Anthony Haynes writes: I enjoy exploring blogs written by FJWilson clients. Amongst the best is ACCA’s ‘blog — insights’, available here: http://blogs.accaglobal.com/. Typically its posts are concise and crunchy.
One such post, based on the publication of ACCA’s (and IMA’s) report, Digital Darwinism: thriving in the face of technology change, is ‘Digital Darwinism’ by Helen Brand OBE (6 January). Brand presents the ten technology trends that, according to the report, “have the potential to significantly reshape the business and accountancy landscape”.
- big data;
- artificial intelligence and robotics;
- cyber security;
- the cloud;
- payment systems;
- virtual and augmented reality;
- digital service delivery;
It’s difficult to argue against the importance of any of the above trends.
Since reading the post, however, I’ve asked myself, “If there was an eleventh key trend, what would it be?”
One candidate — one that has implications both for ACCA’s accountancy landscape and for our own landscape of talent acquisition and management — is persistence.
New technologies may to some displace old ones, but they don’t necessarily altogether replace them. Take the bike, for example. In The discovery of France (Picador, 2008), Graham Robb points to the role of the bicycle in creating a sense of France as a nation by enabling people to travel between locations more.
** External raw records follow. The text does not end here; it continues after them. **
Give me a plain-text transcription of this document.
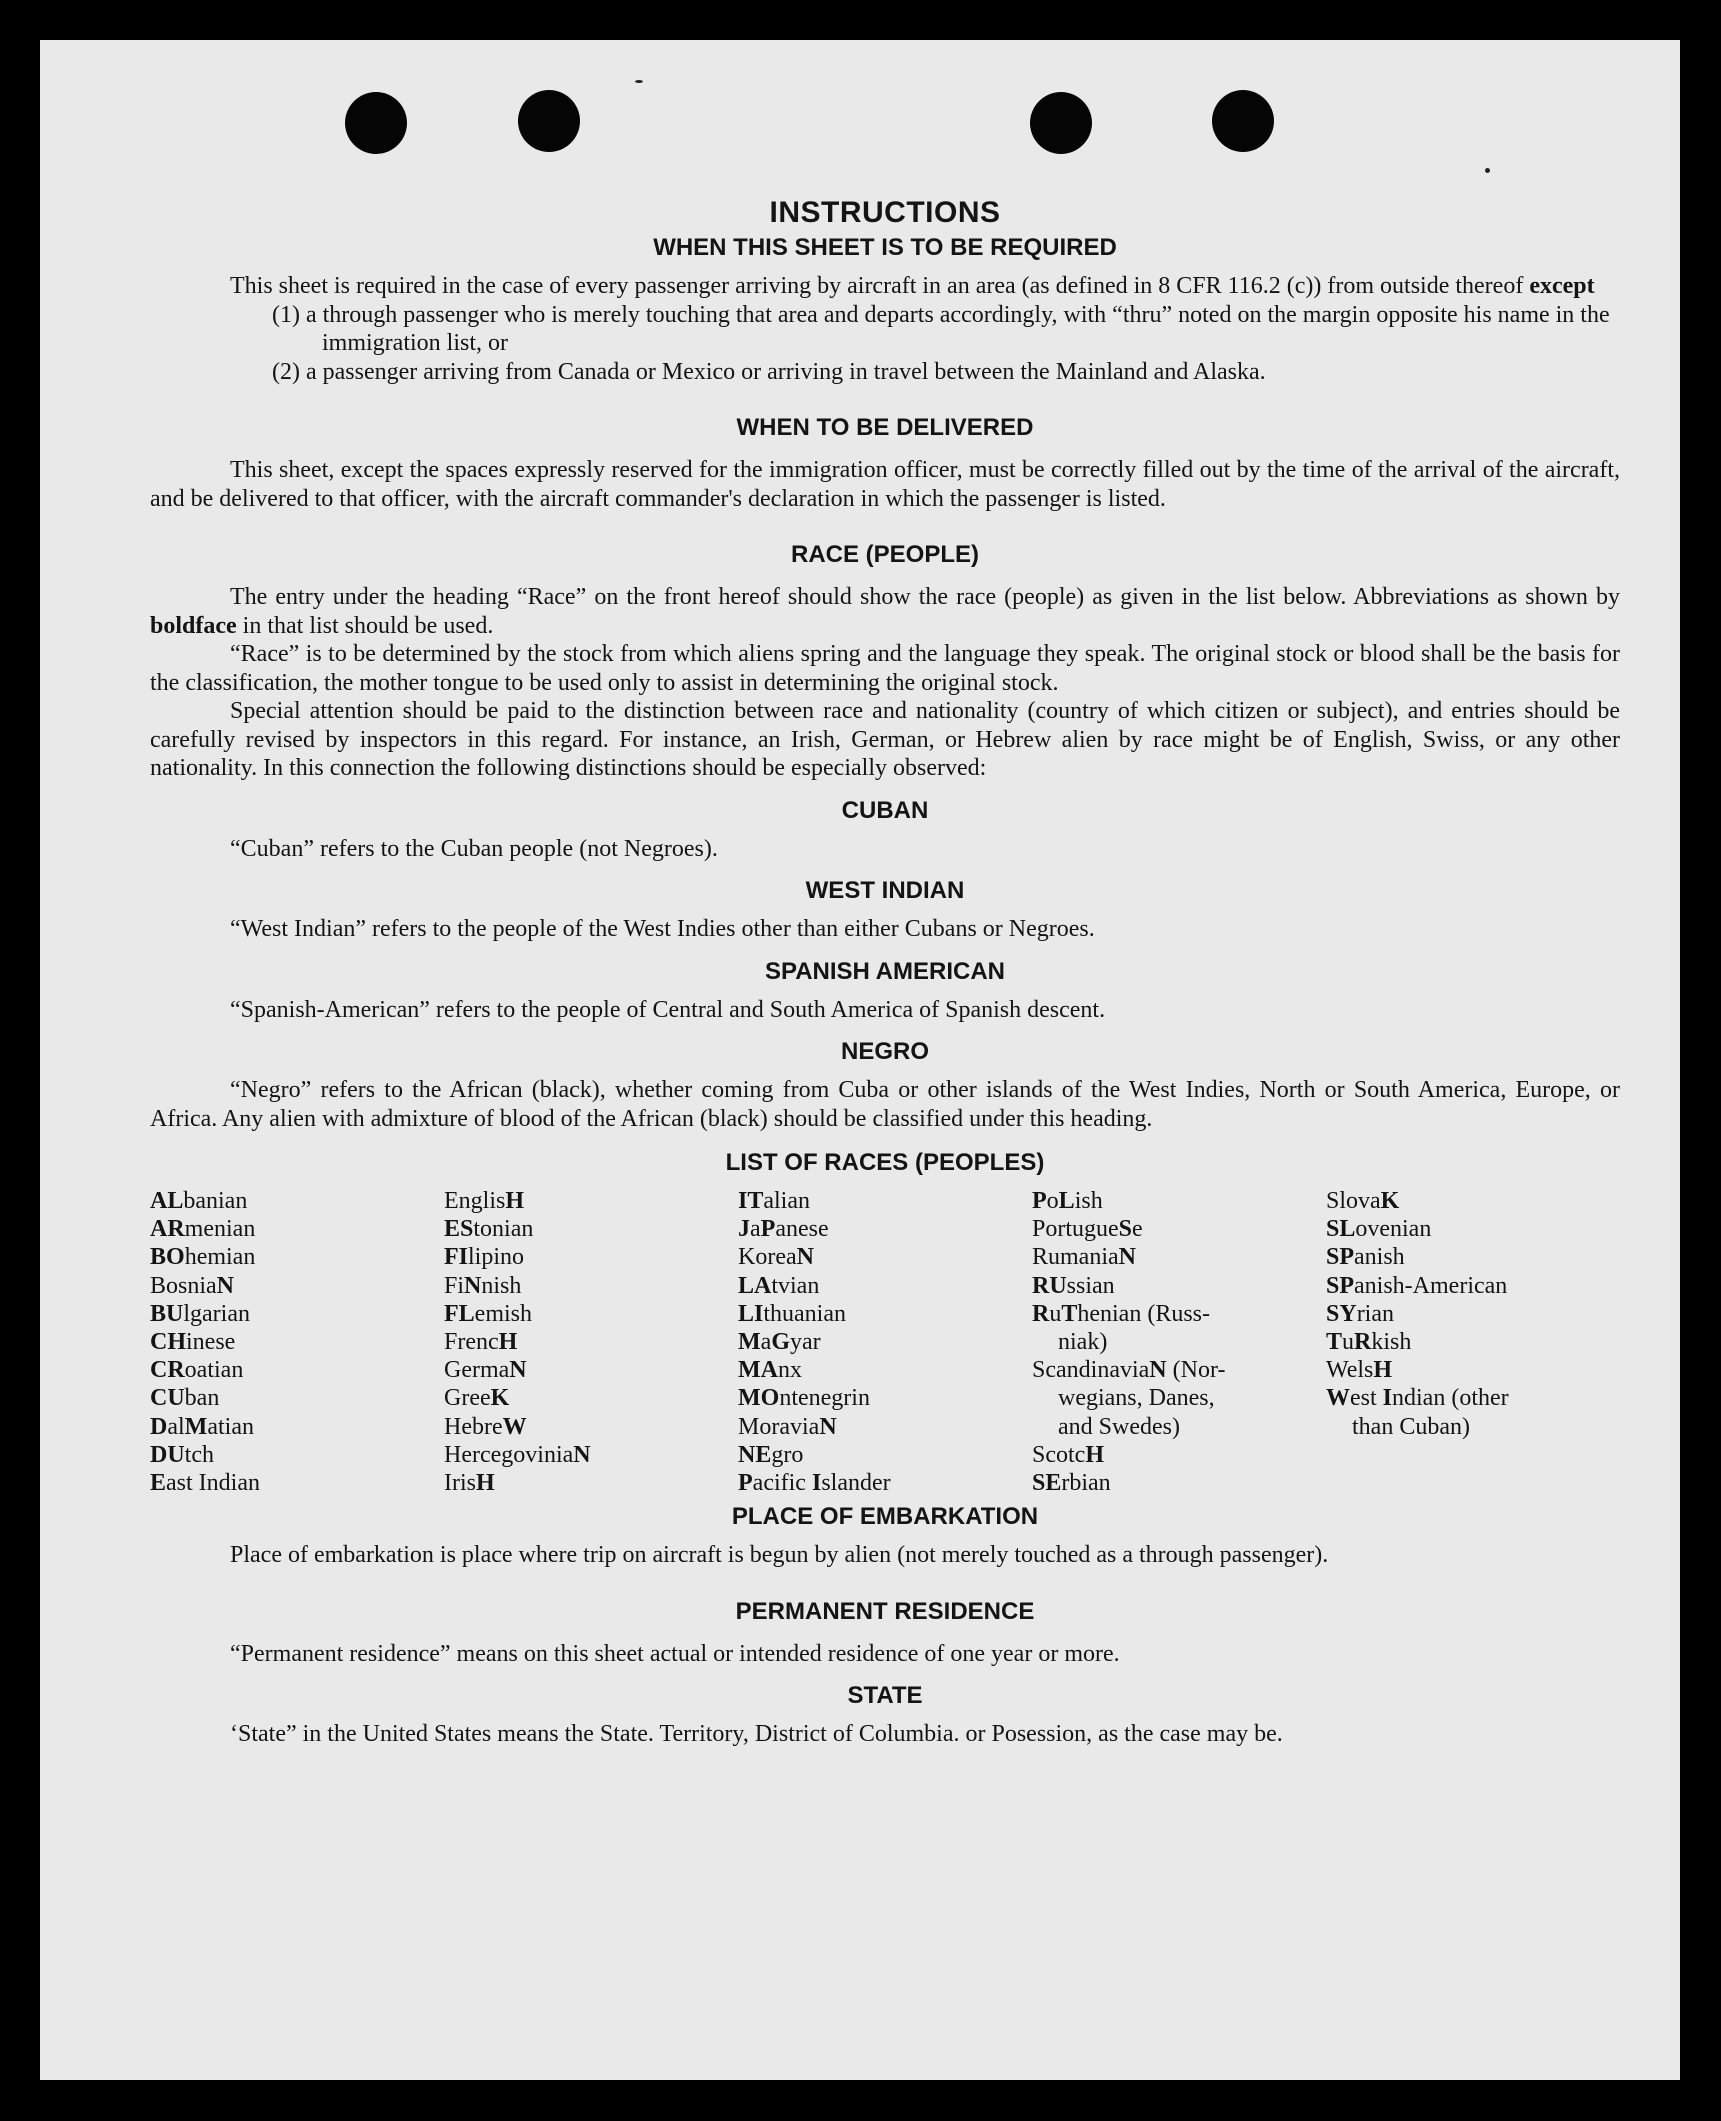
INSTRUCTIONS
WHEN THIS SHEET IS TO BE REQUIRED

This sheet is required in the case of every passenger arriving by aircraft in an area (as defined in 8 CFR 116.2 (c)) from outside thereof except

(1) a through passenger who is merely touching that area and departs accordingly, with “thru” noted on the margin opposite his name in the immigration list, or
(2) a passenger arriving from Canada or Mexico or arriving in travel between the Mainland and Alaska.
WHEN TO BE DELIVERED

This sheet, except the spaces expressly reserved for the immigration officer, must be correctly filled out by the time of the arrival of the aircraft, and be delivered to that officer, with the aircraft commander's declaration in which the passenger is listed.

RACE (PEOPLE)

The entry under the heading “Race” on the front hereof should show the race (people) as given in the list below. Abbreviations as shown by boldface in that list should be used.

“Race” is to be determined by the stock from which aliens spring and the language they speak. The original stock or blood shall be the basis for the classification, the mother tongue to be used only to assist in determining the original stock.

Special attention should be paid to the distinction between race and nationality (country of which citizen or subject), and entries should be carefully revised by inspectors in this regard. For instance, an Irish, German, or Hebrew alien by race might be of English, Swiss, or any other nationality. In this connection the following distinctions should be especially observed:

CUBAN

“Cuban” refers to the Cuban people (not Negroes).

WEST INDIAN

“West Indian” refers to the people of the West Indies other than either Cubans or Negroes.

SPANISH AMERICAN

“Spanish-American” refers to the people of Central and South America of Spanish descent.

NEGRO

“Negro” refers to the African (black), whether coming from Cuba or other islands of the West Indies, North or South America, Europe, or Africa. Any alien with admixture of blood of the African (black) should be classified under this heading.

LIST OF RACES (PEOPLES)
ALbanian
ARmenian
BOhemian
BosniaN
BUlgarian
CHinese
CRoatian
CUban
DalMatian
DUtch
East Indian
EnglisH
EStonian
FIlipino
FiNnish
FLemish
FrencH
GermaN
GreeK
HebreW
HercegoviniaN
IrisH
ITalian
JaPanese
KoreaN
LAtvian
LIthuanian
MaGyar
MAnx
MOntenegrin
MoraviaN
NEgro
Pacific Islander
PoLish
PortugueSe
RumaniaN
RUssian
RuThenian (Russ-
niak)
ScandinaviaN (Nor-
wegians, Danes,
and Swedes)
ScotcH
SErbian
SlovaK
SLovenian
SPanish
SPanish-American
SYrian
TuRkish
WelsH
West Indian (other
than Cuban)
PLACE OF EMBARKATION

Place of embarkation is place where trip on aircraft is begun by alien (not merely touched as a through passenger).

PERMANENT RESIDENCE

“Permanent residence” means on this sheet actual or intended residence of one year or more.

STATE

‘State” in the United States means the State. Territory, District of Columbia. or Posession, as the case may be.
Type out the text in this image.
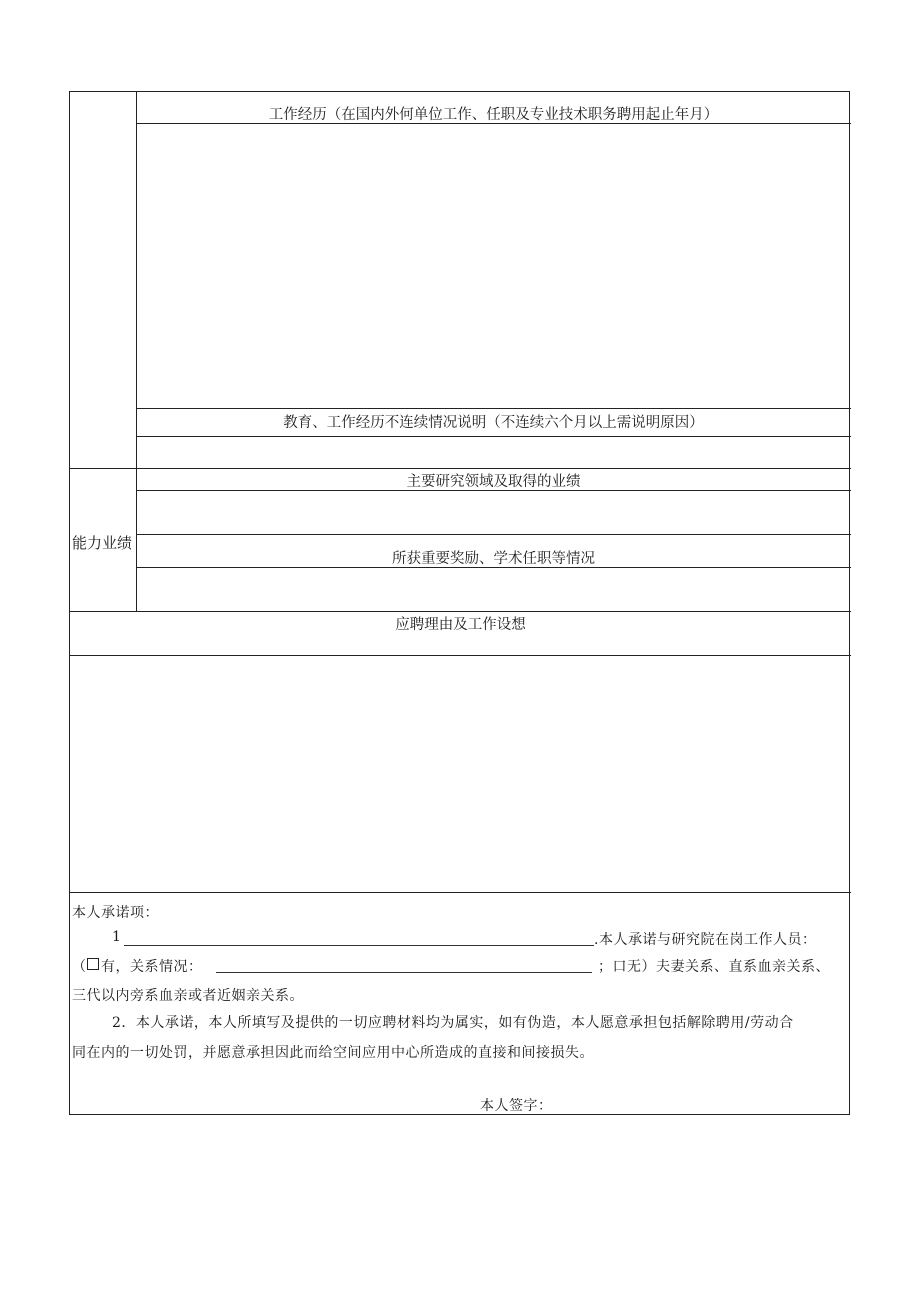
工作经历（在国内外何单位工作、任职及专业技术职务聘用起止年月）
教育、工作经历不连续情况说明（不连续六个月以上需说明原因）
能力业绩
主要研究领域及取得的业绩
所获重要奖励、学术任职等情况
应聘理由及工作设想
本人承诺项：
1	.本人承诺与研究院在岗工作人员：
（ 有，关系情况：	；口无）夫妻关系、直系血亲关系、
三代以内旁系血亲或者近姻亲关系。
2．本人承诺，本人所填写及提供的一切应聘材料均为属实，如有伪造，本人愿意承担包括解除聘用/劳动合
同在内的一切处罚，并愿意承担因此而给空间应用中心所造成的直接和间接损失。
本人签字：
It’s hard to believe that the bike will ever achieve that degree of centrality again. Yet though the bicycle has been dethroned by the car, it hasn’t disappeared. It persists because, though the car is better than the bike at many things, it isn’t better at everything.
Similarly, painting has survived the advent of photography and radio the advent of television. Such forms persist.
Many of ACCA’s ten trends identified are sexy — notably virtual and augmented reality. Persistence as a trend is the opposite: not sexy but, rather, grey and boring. Yet not unimportant. Ignoring the persistence trend leads routinely to an exaggeration (whether utopian and apocalyptic) of the impact of technology.
Take talent acquisition, for example. According to some commentators, new technology — social media, in particular — is going to sweep away the talent acquisition industry.
We think it is indeed likely to sweep away those aspects of the industry that can most readily be automated (the commodified parts, if you like). But then how do you gain an advantage over competitors, who are using the same talent acquisition apps?
As the landscape looks in 2014, our experience is that in-depth service, based on empathy for client and candidate, remains at a premium. Our own experience over the first four years of our business has been that technological development, rather than removing the need for that service, has made it easier to provide.
Our prediction, then, is that the trend of persistence will itself persist.